How to Get Rid of Spider Mites on Houseplants

How to Get Rid of Spider Mites on Houseplants


Spider mites are one of the most damaging houseplant pests precisely because they’re so easy to miss at first. By the time you notice speckled leaves or fine webbing, they’ve usually been feeding for weeks. Acting fast — and knowing what actually kills them — makes the difference between saving a plant and losing it.

What spider mites are

Spider mites aren’t insects. They’re arachnids, related to spiders and ticks, which is part of why they’re harder to deal with than something like fungus gnats or aphids — a lot of common insecticides don’t touch them. They’re also tiny, often under half a millimeter, so you’re more likely to spot the damage they cause than the mites themselves.

How to identify them

Stippled or speckled leaves are the first sign most people notice. Spider mites feed by piercing individual plant cells and sucking out the contents, which leaves behind tiny pale or yellow specks across the leaf surface. From a distance it can look like dust or a light case of underwatering, but up close the speckling has a fine, uniform, sandpaper-like texture.

Fine webbing is the giveaway once an infestation is established. It’s much finer than a spider’s web — closer to a dusty film stretched between leaves, along stems, or in the crook where a leaf meets the stem.

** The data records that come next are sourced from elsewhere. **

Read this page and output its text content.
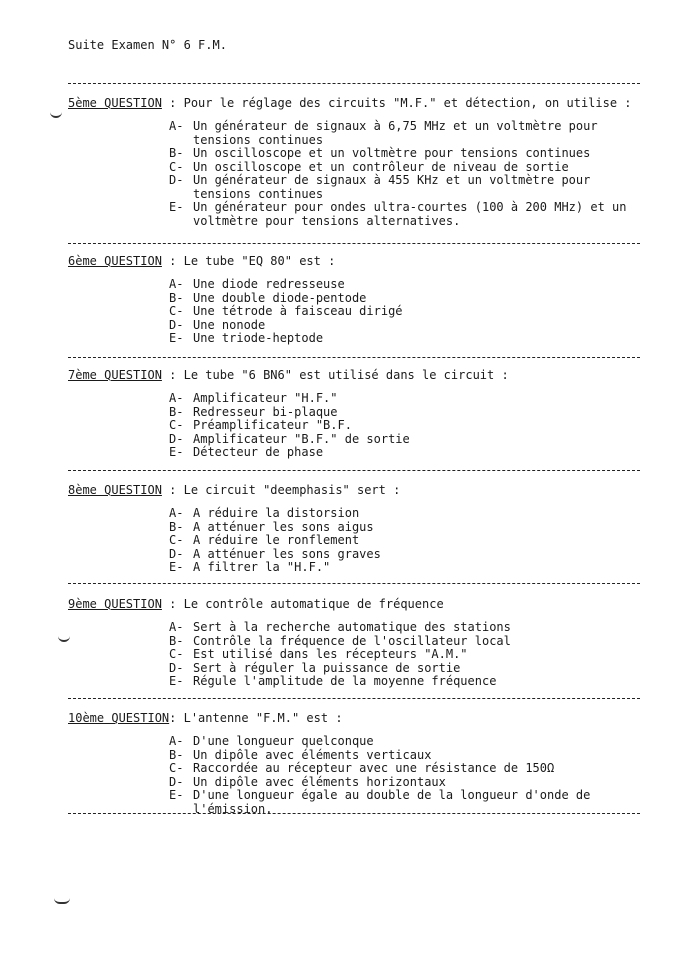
Suite Examen N° 6 F.M.
5ème QUESTION : Pour le réglage des circuits "M.F." et détection, on utilise :
A- Un générateur de signaux à 6,75 MHz et un voltmètre pour tensions continues
B- Un oscilloscope et un voltmètre pour tensions continues
C- Un oscilloscope et un contrôleur de niveau de sortie
D- Un générateur de signaux à 455 KHz et un voltmètre pour tensions continues
E- Un générateur pour ondes ultra-courtes (100 à 200 MHz) et un voltmètre pour tensions alternatives.
6ème QUESTION : Le tube "EQ 80" est :
A- Une diode redresseuse
B- Une double diode-pentode
C- Une tétrode à faisceau dirigé
D- Une nonode
E- Une triode-heptode
7ème QUESTION : Le tube "6 BN6" est utilisé dans le circuit :
A- Amplificateur "H.F."
B- Redresseur bi-plaque
C- Préamplificateur "B.F.
D- Amplificateur "B.F." de sortie
E- Détecteur de phase
8ème QUESTION : Le circuit "deemphasis" sert :
A- A réduire la distorsion
B- A atténuer les sons aigus
C- A réduire le ronflement
D- A atténuer les sons graves
E- A filtrer la "H.F."
9ème QUESTION : Le contrôle automatique de fréquence
A- Sert à la recherche automatique des stations
B- Contrôle la fréquence de l'oscillateur local
C- Est utilisé dans les récepteurs "A.M."
D- Sert à réguler la puissance de sortie
E- Régule l'amplitude de la moyenne fréquence
10ème QUESTION: L'antenne "F.M." est :
A- D'une longueur quelconque
B- Un dipôle avec éléments verticaux
C- Raccordée au récepteur avec une résistance de 150Ω
D- Un dipôle avec éléments horizontaux
E- D'une longueur égale au double de la longueur d'onde de l'émission.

If you see webbing, the infestation is no longer minor.

A dry, dusty look to the foliage overall, sometimes with a faint bronze or gray cast on leaves that should be glossy green.

To confirm, hold a sheet of white paper under a suspect leaf and tap the leaf sharply. If tiny specks fall onto the paper and start crawling, that’s spider mites. A magnifying glass or your phone camera zoomed in will also show the mites themselves — tiny oval specks, often reddish, tan, or greenish depending on the species.

Why they show up

Spider mites thrive in warm, dry conditions. Low humidity speeds up their reproduction dramatically, which is why infestations spike in winter when indoor heating dries out the air, and why they’re often worse on plants kept near heat vents or in consistently dry rooms. See how to increase humidity for houseplants for ways to fix the underlying condition rather than just treating the symptom.

Dust on leaves also seems to encourage them, so a plant that hasn’t been cleaned in a while is more hospitable than one with dust wiped off regularly — see how to clean houseplant leaves. Overly dry soil and a generally stressed plant are more vulnerable too, since a stressed plant has less capacity to recover from feeding damage. Spider mites also spread easily between plants that are placed close together, so one infested plant on a crowded shelf can seed an infestation across the whole group within days.

How to get rid of them

Isolate the plant immediately. Move it away from your other houseplants the moment you suspect spider mites. They don’t fly, but they crawl readily between touching leaves and can also drift short distances on air currents, so distance matters.

Rinse the plant off. A strong spray in the shower or sink, focusing on the undersides of leaves where mites concentrate, physically knocks a large portion of the population off the plant. This alone won’t clear an infestation, but it reduces the numbers before you treat.

Treat with insecticidal soap or neem oil. Both work by disrupting the mites’ outer coating on contact, and both need to actually touch the mites to work — there’s no systemic effect. Spray thoroughly, especially the undersides of leaves and along stems, until the plant is dripping. A horticultural miticide is worth reaching for if soap and neem aren’t cutting it, since some spider mite populations are more tolerant of the milder treatments.

Repeat every 5-7 days for at least three rounds. This is the step people skip, and it’s why mite treatments so often seem to fail. Sprays kill active mites but not eggs, and eggs hatch on a roughly weekly cycle. One treatment knocks back the population; skipping the follow-ups lets the next generation rebuild it right back up.

Increase humidity around the plant during and after treatment. Mites reproduce far more slowly in humid air, so raising humidity works alongside the sprays rather than replacing them.

How to prevent them coming back

Keep humidity reasonable, especially in winter, and keep an eye on plants that sit near heating vents or in south-facing windows where the air runs dry. Wipe leaves down periodically to clear dust, and inspect new plants closely — including the undersides of leaves — before placing them near your existing collection. Spider mites are one of the more common hitchhikers on plants brought home from a nursery, alongside the other usual suspects covered in common houseplant pests and how to get rid of them.

Spacing plants out a bit, rather than crowding them leaf to leaf, also slows the spread if mites do show up, giving you a better chance of catching and isolating one infested plant before it becomes three.

When to give up on a plant

If a plant is heavily webbed, most of its leaves are bleached or bronzed, and new growth is already stunted or deformed, the damage is often too extensive to reverse even if you clear the mites. In that case, it’s reasonable to propagate any healthy cuttings you can salvage — see how to propagate houseplants from cuttings — and discard the rest rather than sinking weeks into treating a plant that won’t recover its appearance anyway. A plant with only light stippling and no webbing is almost always worth treating through; one that’s already collapsing under a heavy infestation usually isn’t.